See my reply to Norm Hardy. I'm wildcarding on the object handle, something
that's meaningless in most capability systems.
>
> The most thoroughly developed hybrid of this form is probably Karger's
> thesis (SCAP). Paul went to a hybrid model because neither he
> nor Boebert
> could see how to do multilevel security in an "unmodified"
> (Karger's term)
> capability system. It turns out that adding transparent
> indirection is all
> you really need, though a "weak" access right definitely
> helps. See the
> paper by Weber and Shapiro in the 2000 Symposium on Security
> and Privacy.
>
> E is a "pure" capability model, and therefore has no
> wildcarding. So far, it
> does not appear to need any.
Until the number of separate capabilities becomes a problem.
>
> > We could also
> > list all the relevant objects in the capability, but I
> don't think I want
> to
> > pass around a capability listing the 50,000 files on my
> system that you
> can
> > read.
>
> You seem to be assuming that this is frequently necessary. In
> my experience
> it is not. These capabilities can almost invariably be stored in some
> "directory" object, and then a single capability to the
> directory object can
> be generated.
The important point is that we don't want that directory object in the
critical path of every request. It adds latency and becomes a bottleneck if
it's handling a large number of resources. Besides, the directory object is
only delaying the time that the problem arises. How many capabilities do I
need to grep from the root directory?
I certainly hope you're not suggesting that the directory object perform the
operation on behalf of the user. Such an approach represents a security
threat. Since the directory object holds capabilities that the user does
not, it is able to perform an action the user could not. I always ask
myself what could happen if I could get an intermediary, the directory
object in this case, to execute an arbitrary piece of code.
>
> As an aside, I'ld argue that it is *rarely* the case that
> users may wish to
> share objects in bulk, and *never* the case that correctly
> designed programs
> should do so. Up to a point, the fact that capabilities means
> that they
> reinforce good design practices.
Actually, I think the situation is quite common. Many times when I fork a
process, I'd like the child process to have a substantial fraction of my
privileges. Not every time, but many timmes. For example, a word processor
I spawn will need access to fonts. A build will need access to source and
object files and the required executables. Each of these requires transfer
of a potentially large number of capabilities.
>
> > The repository has an entry containing a number of fields for each
> > registered resource. One of these fields is a list of pairs each
> > consisting of a reference to an e-speak capability and the access
> > rights granted when that capability is presented.
>
> I think this is an interesting design. It's not appropriate
> in an operating
> system because of the number of dynamically allocated access records
> involved, but it has much to recommend it at the language level. A few
> questions:
I don't see why it's not appropriate for an OS. They seem to have a very
large number of dynamic data structures.
>
> If you pass an e-speak capability to me, and I pass it to
> Mary, how do you
> revoke mine without revoking hers? Injecting a wildcard
> filter can probably
> handle that, but now what about the case where you want to revoke
> capabilities that I hold except those held on my behalf by a
> particular
> trusted program?
I can't revoke the privileges separately unless there's some way to identify
the requester, and then I have to fall back on an ACL scheme, something
that, personally, I'm not willing to do. Of course, there's nothing to
prevent your application API requiring some unforgeable identity be passed
with the request.
Selective revocation in e-speak requires that I plan for it ahead of time.

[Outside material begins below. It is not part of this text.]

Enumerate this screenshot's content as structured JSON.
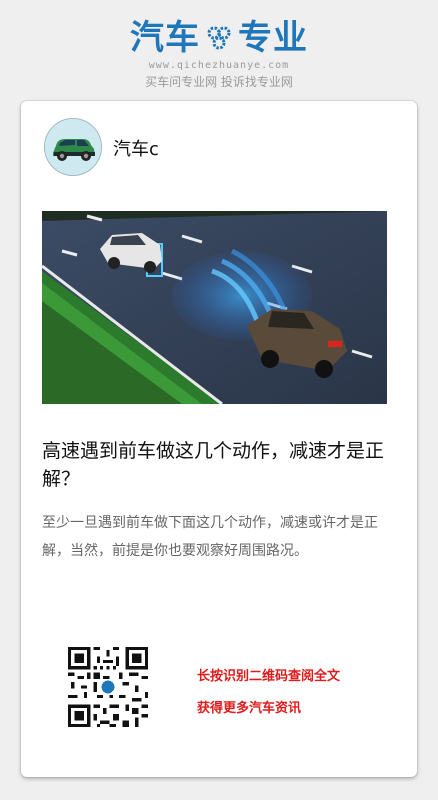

I can clone an e-speak capability and give one to you and one to the trusted
program. All I need to do to revoke your privilege is to unregister the
clone you have from the e-speak repository. Of course, someone needs to
keep track of which capability was given to which user, but there's no
escaping it.
>
> How are access rights protected, given that they do not appear to be
> cryptographically secured? One of the important qualities of
> a vat is that
> if you compromise one vat you cannot compromise the next. I
> can imagine wire
> protocols that would achieve similar protections for e-speak,
> by shipping
> traditional capabilities over the wire, but all of the
> methods that I can
> see for doing so raise hairy consistency challenges in the
> context of object
> caching. In particular, one cannot guarantee that permission downgrade
> occurs promptly in the distributed case.

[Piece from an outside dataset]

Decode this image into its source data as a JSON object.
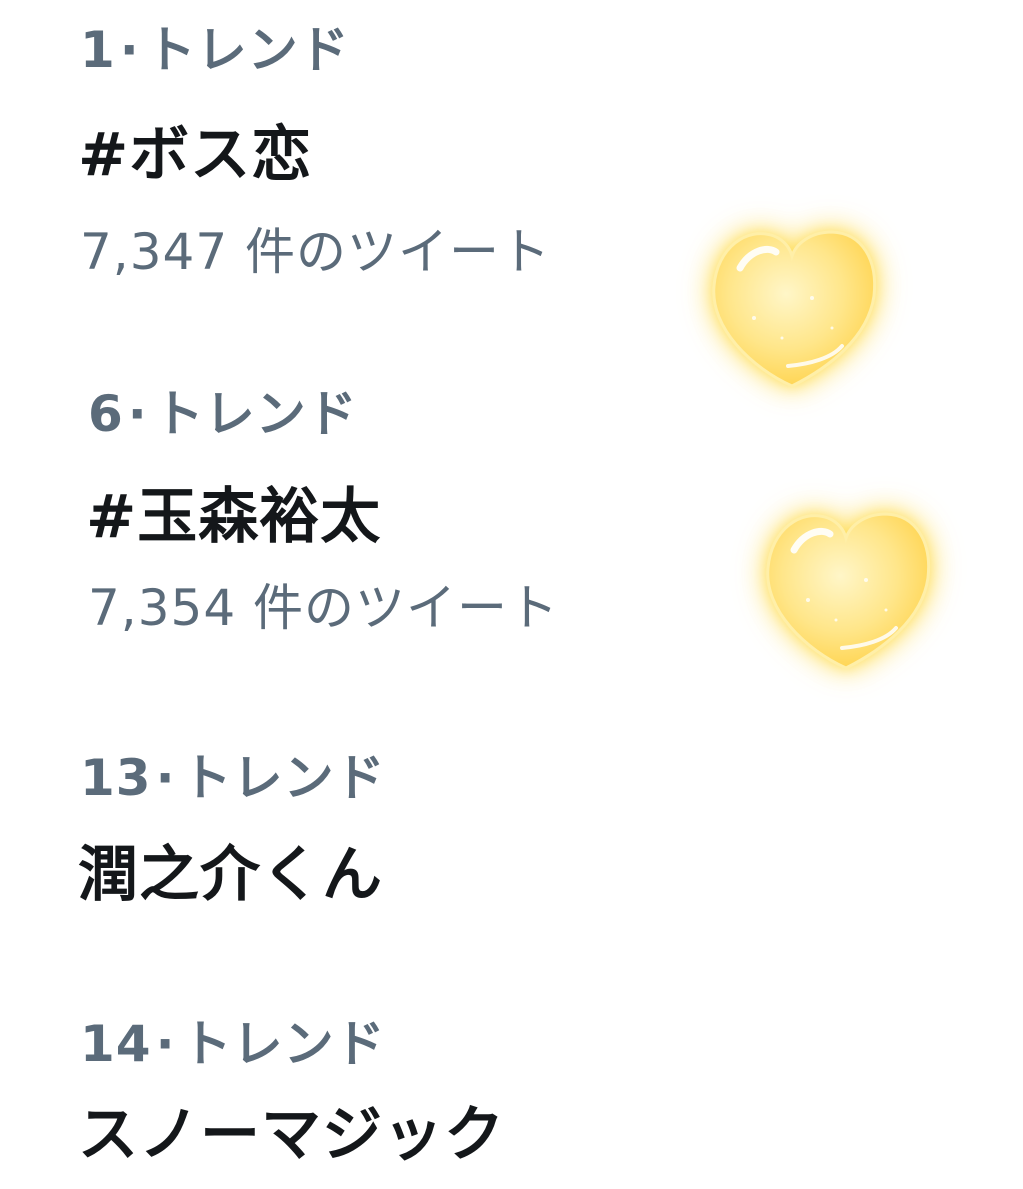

OK, here we get into the difference between E-speak Beta 2.2 and E-speak
Beta 3.0. The latter uses SPKI certificates as capabilities. They are
cryptographically secure. The only way to compromise an e-speak vat is to
get its private key, just as with E. These capabilities can be passed
around by any means, including publishing them in the newspaper. Each is
issued to a specific principal who can use it only by proving knowledge of
his private key.
E-speak Beta 2.2 uses a different scheme that is intimately connected with
the naming model. The capabilities themselves (We called them keys because
they opened locks.) exist only on the machine owning the resource being
protected. Permissions were granted by giving a user a name bound to this
key or putting the key on a key ring that the user had a name bound to.
(Since names were purely local to the task, no guessing attacks were
possible.) The user would name one or more key rings as part of the
request, and the e-speak engine would use the keys on the key rings to open
locks associated with access rights. That's the local case.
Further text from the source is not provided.